As if our club didn’t have enough to contend with, there was another cunning enemy who saw our beloved lakes as a convenient dump. This was Mr Pottle, grumpy caretaker of the secondary school whose playing fields backed onto the jewel in Moor Hall AC’s crown, The Ripples.

The Ripples comprised two large, open bays from which a dozen or so ‘fingers’ emanated, one of which the club had sectioned-off to form a nursery pool. I kept my eye on this pool as often as I could, patrolling the entirety of the club’s domain on my bike most evenings after school. It was my world. I loved every square inch and I guarded it jealously.

One evening as I rumbled along the rough path between the school field and The Ripples I saw that a substantial length of diamond fencing had been renewed, its obvious newness glaring down at the nursery pool, and it came as no great surprise to find the old fencing rolled-up and dumped there. The miserable Pottle had been at work.

 

 

After parking my bike and briefly viewing this outrage from the high bank I clambered down to the water’s edge and attempted to remove the foul obstruction, but thirty feet of blanket-weeded diamond fencing proved stubbornly difficult to shift. But it had to be removed. For the next thirty or forty minutes I heaved and tugged and strained and sweated until I’d dragged the eyesore out of the water, up the high bank and onto the path. Following a five-minute break to relieve my aching back I near-crippled myself cajoling the massive, dripping weight over the fence and onto the school field where it rightly belonged. Job done, I continued with my inspection of the pits.

From the art room at school next day I could see that the roll of old fencing had been removed and I vainly hoped that Pottle had seen fit to dispose of it a little more thoughtfully this time. I could see the old curmudgeon tending the cricket pitch, placing a cordon around its freshly-sprinkled perimeter after a morning’s heavy rolling. None of us boys liked him, not after dobbing us in to the Head for smoking behind the bike-sheds. The cricket pitch was his pride and joy it seemed; why…he seemed to love it with all the passion I had for my old gravel pits!

Naturally, that evening’s inspection of my paradise started with the nursery pool.

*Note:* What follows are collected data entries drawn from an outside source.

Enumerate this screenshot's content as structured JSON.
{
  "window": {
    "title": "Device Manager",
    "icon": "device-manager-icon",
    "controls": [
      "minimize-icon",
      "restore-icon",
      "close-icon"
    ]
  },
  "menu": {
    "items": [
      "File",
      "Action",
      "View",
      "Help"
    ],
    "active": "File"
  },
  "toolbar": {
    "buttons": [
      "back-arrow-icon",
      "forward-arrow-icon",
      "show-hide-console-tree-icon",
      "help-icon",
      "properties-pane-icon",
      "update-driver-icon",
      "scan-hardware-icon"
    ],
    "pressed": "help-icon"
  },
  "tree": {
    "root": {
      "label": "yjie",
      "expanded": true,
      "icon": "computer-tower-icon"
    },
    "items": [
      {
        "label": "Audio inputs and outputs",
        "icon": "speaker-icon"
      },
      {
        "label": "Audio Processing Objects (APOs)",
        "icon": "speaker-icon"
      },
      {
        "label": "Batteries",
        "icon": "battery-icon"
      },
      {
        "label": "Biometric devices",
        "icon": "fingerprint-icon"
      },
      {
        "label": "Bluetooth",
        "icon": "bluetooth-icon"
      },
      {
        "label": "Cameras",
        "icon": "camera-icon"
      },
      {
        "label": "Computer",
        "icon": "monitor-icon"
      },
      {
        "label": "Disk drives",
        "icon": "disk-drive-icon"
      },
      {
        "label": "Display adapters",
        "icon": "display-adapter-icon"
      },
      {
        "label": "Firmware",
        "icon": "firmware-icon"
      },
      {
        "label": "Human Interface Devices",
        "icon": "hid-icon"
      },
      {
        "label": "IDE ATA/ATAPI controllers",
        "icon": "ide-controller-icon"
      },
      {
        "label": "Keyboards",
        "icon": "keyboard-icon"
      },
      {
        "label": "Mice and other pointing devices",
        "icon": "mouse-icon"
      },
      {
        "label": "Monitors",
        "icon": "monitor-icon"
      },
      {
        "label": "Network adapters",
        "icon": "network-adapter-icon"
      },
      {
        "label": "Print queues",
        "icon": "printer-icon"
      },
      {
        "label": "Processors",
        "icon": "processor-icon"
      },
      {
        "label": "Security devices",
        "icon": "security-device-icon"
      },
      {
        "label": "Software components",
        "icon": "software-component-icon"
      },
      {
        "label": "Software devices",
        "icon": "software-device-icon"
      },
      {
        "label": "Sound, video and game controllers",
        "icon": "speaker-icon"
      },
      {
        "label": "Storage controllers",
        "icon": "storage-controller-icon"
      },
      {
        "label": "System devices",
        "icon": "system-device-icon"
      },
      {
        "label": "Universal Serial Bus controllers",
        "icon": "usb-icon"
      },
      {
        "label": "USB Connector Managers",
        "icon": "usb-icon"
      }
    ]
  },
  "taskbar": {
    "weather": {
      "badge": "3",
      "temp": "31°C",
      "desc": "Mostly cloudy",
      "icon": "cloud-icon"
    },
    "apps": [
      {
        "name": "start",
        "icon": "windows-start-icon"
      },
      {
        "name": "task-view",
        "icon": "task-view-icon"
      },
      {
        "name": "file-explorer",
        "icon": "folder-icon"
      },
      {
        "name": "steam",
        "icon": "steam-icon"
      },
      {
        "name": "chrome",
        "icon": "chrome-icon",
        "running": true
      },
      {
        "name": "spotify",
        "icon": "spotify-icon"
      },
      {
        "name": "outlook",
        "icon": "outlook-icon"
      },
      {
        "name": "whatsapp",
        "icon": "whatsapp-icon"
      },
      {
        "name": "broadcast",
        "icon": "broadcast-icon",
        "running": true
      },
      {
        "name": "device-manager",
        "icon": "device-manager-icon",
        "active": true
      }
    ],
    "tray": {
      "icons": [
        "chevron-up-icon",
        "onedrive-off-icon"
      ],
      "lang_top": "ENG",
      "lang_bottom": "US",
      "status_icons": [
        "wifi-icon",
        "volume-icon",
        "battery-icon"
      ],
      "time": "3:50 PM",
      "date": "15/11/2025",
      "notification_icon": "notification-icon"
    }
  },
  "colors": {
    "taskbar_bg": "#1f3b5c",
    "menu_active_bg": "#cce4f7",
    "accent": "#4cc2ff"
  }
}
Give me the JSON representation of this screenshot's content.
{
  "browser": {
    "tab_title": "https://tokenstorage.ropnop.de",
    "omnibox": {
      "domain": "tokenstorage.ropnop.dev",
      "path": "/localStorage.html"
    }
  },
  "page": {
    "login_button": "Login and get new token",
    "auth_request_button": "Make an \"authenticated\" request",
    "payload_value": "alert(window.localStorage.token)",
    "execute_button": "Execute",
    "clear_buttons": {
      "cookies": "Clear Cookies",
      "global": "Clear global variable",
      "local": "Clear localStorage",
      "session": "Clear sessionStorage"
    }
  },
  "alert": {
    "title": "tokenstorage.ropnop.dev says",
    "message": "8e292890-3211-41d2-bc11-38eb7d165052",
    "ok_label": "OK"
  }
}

Clearly, Pottle had decided to end any to-ing and fro-ing with his unseen foe by up-ending the roll and tossing it – caber-fashion – into the sanctuary’s depths, the bastard. It was almost out of sight, some six feet down and way out of reach. But there was no way on Earth he was going to win.

A nearby load of industrial waste provided me with a decent length of rope and a metal bar which I fashioned to form a hook. So armed, I swung my grapple into the pool and secured a firm purchase on the fencing first time! Another tug-o-war ensued and after a back-breaking hour or more I lay aching and exhausted alongside that wretched, ungainly roll of wire. With my young body screaming to be left in peace, I forced myself, again, to heft the bloody thing over the shiny, new barrier and onto the school field: “…now stay there!” I commanded it.

I returned home immediately, shattered but inwardly glowing at my successful determination to thwart the miserable school-keeper, Pottle; how dare he pollute my beautiful pits!! Rather than drag his unwanted rubbish a hundred yards to the tip he had chosen to use my pool as his own, personal dump. I confess I hated that man with a passion.

I think you know what I found the following night. That’s right. There it was, back in the drink and positively begging me for a decent, final send-off. I didn’t disappoint. It took every bit as long to remove it from the pool and to cajole the weedy, wiry monster over the fence and onto the school field – but there was no pain! I felt nothing; only pride – the pride of a boy on a mission… I knew what I had to do!

Oblivious to possible discovery I stood straight and proud with the cooling breeze on my face and turned my gaze to the baize of the cricket pitch. This would be my finest hour…

 

 

Grasping the end of the unholy roll and steeling myself for the final push, I dragged the furled and weedy mess a hundred and fifty yards across two football pitches and on to the centre of the hallowed emerald shrine, collecting a couple of heavy, metal cordon-stakes as I went. There, I snarled and regarded the roll with disdain, then pinned the hideous, unwieldy monster fast to the pitch, convinced of its agonized screams. When, finally, it expired I threw back my head, and with raised, fisted arms I laughed loudly to the heavens, invoking Pottle’s name and the gods of retribution!! Well…it was a bit like that.

 

    Next day, at school, I was summoned to Mr Wilkins’ office. He and Pottle had probably put two and two together and come up with me: the only rebel in the school with a passion for fishing. But I didn’t deny what I’d done. The Head leant on his walking-sticks and listened as I stated my case, and as he did so, the merest hint of a smile occupied the corner of his thick, shiny lips. “I understand your concern for your fishing lake, Mr Hatton, but please…should you have further cause for complaint at any time, spare the cricket pitch, will you?”